Coletivo Estopô Balaio | 01 de Maio de 2016

Na primeira semana de apresentações desta temporada de A Cidade dos Rios Invisíveis, estiveram conosco os membros do International Community Arts Festival (ICAF ROTTERDAM), Ana Maria e Eugene. O resultado da participação deles é esse vídeo lindo do espetáculo: 

On Friday April 29, Anamaria and Eugene went to Bras train station to join an unusual community performance by an arts collective called 'Estopo Balaio'. The name is a slang term from Northeastern Brazil and means so much as 'an unstoppable urge to express'. The group operates from a house in one of the poorest neighbourhoods of São Paulo: Jardim Romano. Most residents there are migrants from the Northeast and their barrio regularly floods whenever it rains, causing great devastation and havock. The play, entitled The City of Invisible Rivers is based on authentic experiences of neighbourhood residents. It is the result of a beautiful, reciprocal collaboration with locals and a small nucleus of professional artists, including theatre makers, musicians and visual artists who themselves have roots in the Northeast. They have been working in Jardim Romano ['Roman garden'] for the past 5 years and have succeeded in establishing a very strong rapport with the community. They offer all manner of arts courses, organize block parties once a month, and have co-created the material for this show together with a group of local youngsters. The result is a stunning performative journey through this amazing area, giving colour and poetry to the environment and bringing out the beauty, the talent, and indeed the magic of what well-to-do outsiders perceive as a no-go area. The sheer love, commitment, creativity and high-level participatory art that artistic director João Junior and his collective bring to this place is a testimony to the incredible power of community art that is integrated fully in the daily life of a community.

Tradução: 

Na sexta, 29 de maio, Anamaria e Eugene foram para a estação de trem do Brás para conhecer um coletivo de artes incomum chamado Estopô Balaio.

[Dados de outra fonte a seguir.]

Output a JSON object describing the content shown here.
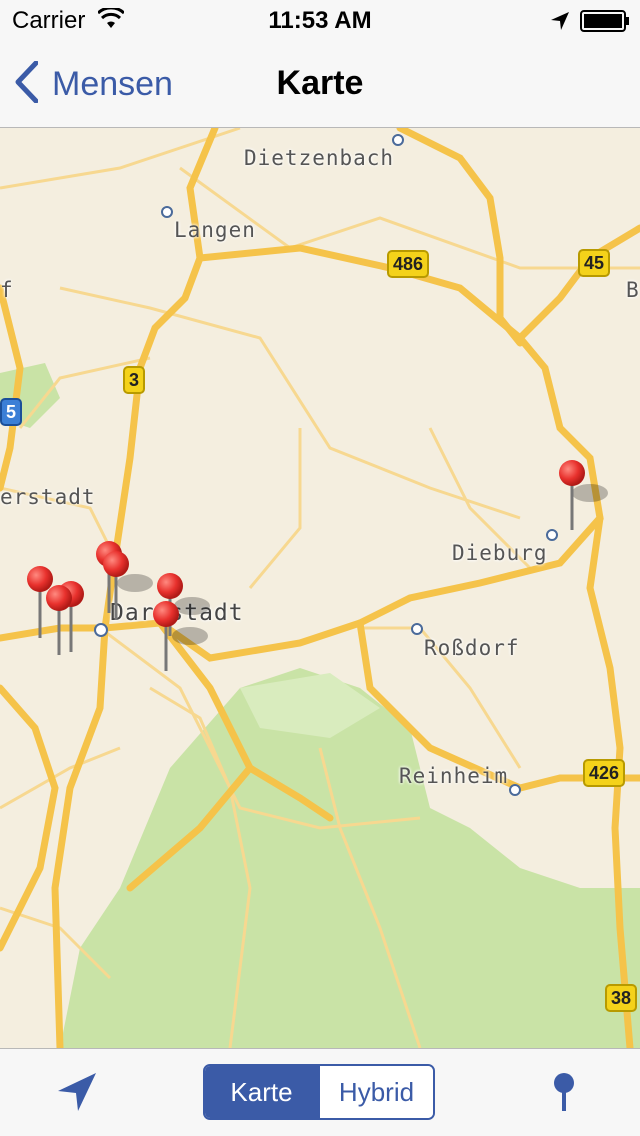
{
  "status_bar": {
    "carrier": "Carrier",
    "time": "11:53 AM",
    "icons": [
      "wifi-icon",
      "location-arrow-icon",
      "battery-icon"
    ]
  },
  "nav": {
    "back_label": "Mensen",
    "title": "Karte"
  },
  "map": {
    "places": [
      "Dietzenbach",
      "Langen",
      "Dieburg",
      "Darmstadt",
      "Roßdorf",
      "Reinheim",
      "erstadt",
      "f",
      "B"
    ],
    "route_shields": [
      "486",
      "45",
      "3",
      "5",
      "426",
      "38"
    ],
    "pin_count": 9,
    "colors": {
      "land": "#f4eedf",
      "forest": "#c9e3a6",
      "road": "#f5c34a",
      "pin": "#e8312d"
    }
  },
  "toolbar": {
    "locate_icon": "location-arrow-icon",
    "segments": [
      "Karte",
      "Hybrid"
    ],
    "selected_segment": "Karte",
    "pin_icon": "map-pin-icon"
  },
  "accent_color": "#3b5ba7"
}
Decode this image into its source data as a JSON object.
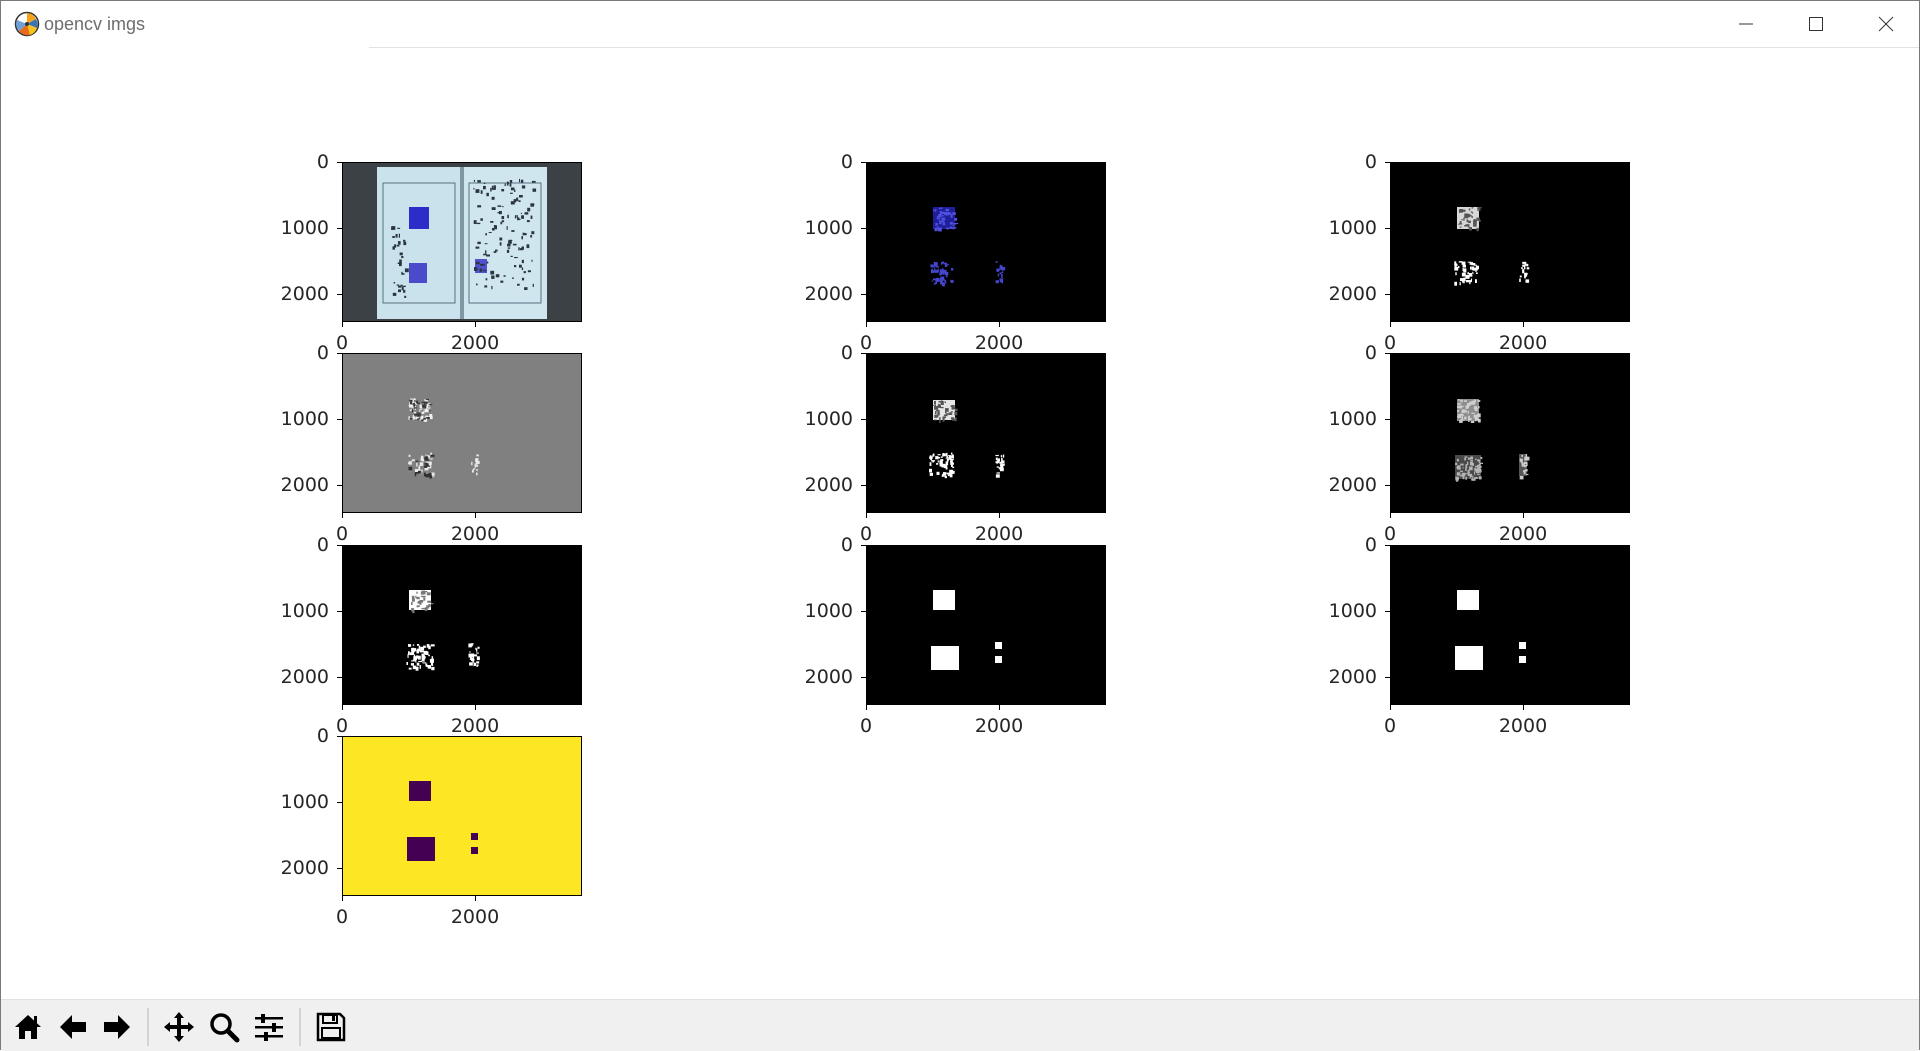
{
  "window": {
    "title": "opencv imgs",
    "app_icon": "matplotlib-icon",
    "controls": [
      "minimize-icon",
      "maximize-icon",
      "close-icon"
    ]
  },
  "figure": {
    "y_ticks": [
      "0",
      "1000",
      "2000"
    ],
    "x_ticks": [
      "0",
      "2000"
    ],
    "panels": [
      {
        "kind": "original-book-photo"
      },
      {
        "kind": "blue-channel-mask"
      },
      {
        "kind": "binary-mask"
      },
      {
        "kind": "gray-difference"
      },
      {
        "kind": "binary-mask"
      },
      {
        "kind": "grayscale-mask"
      },
      {
        "kind": "binary-mask"
      },
      {
        "kind": "dilated-mask"
      },
      {
        "kind": "dilated-mask"
      },
      {
        "kind": "viridis-inverted-mask"
      }
    ],
    "colors": {
      "viridis_yellow": "#fde725",
      "viridis_purple": "#440154",
      "gray_background": "#808080",
      "mask_background": "#000000",
      "stamp_blue": "#2c2cc8"
    }
  },
  "toolbar": {
    "buttons": [
      {
        "name": "home-button",
        "icon": "home-icon"
      },
      {
        "name": "back-button",
        "icon": "arrow-left-icon"
      },
      {
        "name": "forward-button",
        "icon": "arrow-right-icon"
      },
      {
        "name": "pan-button",
        "icon": "move-icon"
      },
      {
        "name": "zoom-button",
        "icon": "magnifier-icon"
      },
      {
        "name": "configure-subplots-button",
        "icon": "sliders-icon"
      },
      {
        "name": "save-button",
        "icon": "floppy-disk-icon"
      }
    ]
  }
}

O nome é uma gíria do Nordeste do Brasil e significa uma 'incontrolável urgência para se expressar'. O grupo opera a partir de uma casa em um dos bairros mais pobres de São Paulo: Jardim Romano. A maior parte dos que residem lá são migrantes do Nordeste e o bairro alaga regularmente sempre que chove, causando grande devastação.

A peça, intitulada A Cidade dos Rios Invisíveis é baseada em experiências autênticas dos moradores do bairro. Ela é um resultado de um bonito e reciproco trabalho colaborativo com os moradores locais e um pequeno núcleo de de artistas profissionais, incluindo profissionais do teatro, músicos e artistas visuais que têm raízes no Nordeste.

Eles têm trabalhado no Jardim Romano nos últimos cinco anos e estabeleceram um laço forte com a comunidade. Eles oferecem toda a sorte de cursos de arte, organizam festas uma vez por mês e criaram o material para este espetáculo junto a jovens moradores do local.

O resultado é uma jornada performativa impressionante através desta área incrível, conferindo cor e poesia ao meio ambiente e mostrando a beleza, talento e mágica daquilo que os de fora vêem como um lugar para não frequentar. O puro amor, comprometimento, criatividade e qualidade artística que o diretor João Junior e seu coletivo levam para aquele lugar é um testemunho do poder incrível da arte comunitária, que é integrada completamente no dia-a-dia da comunidade.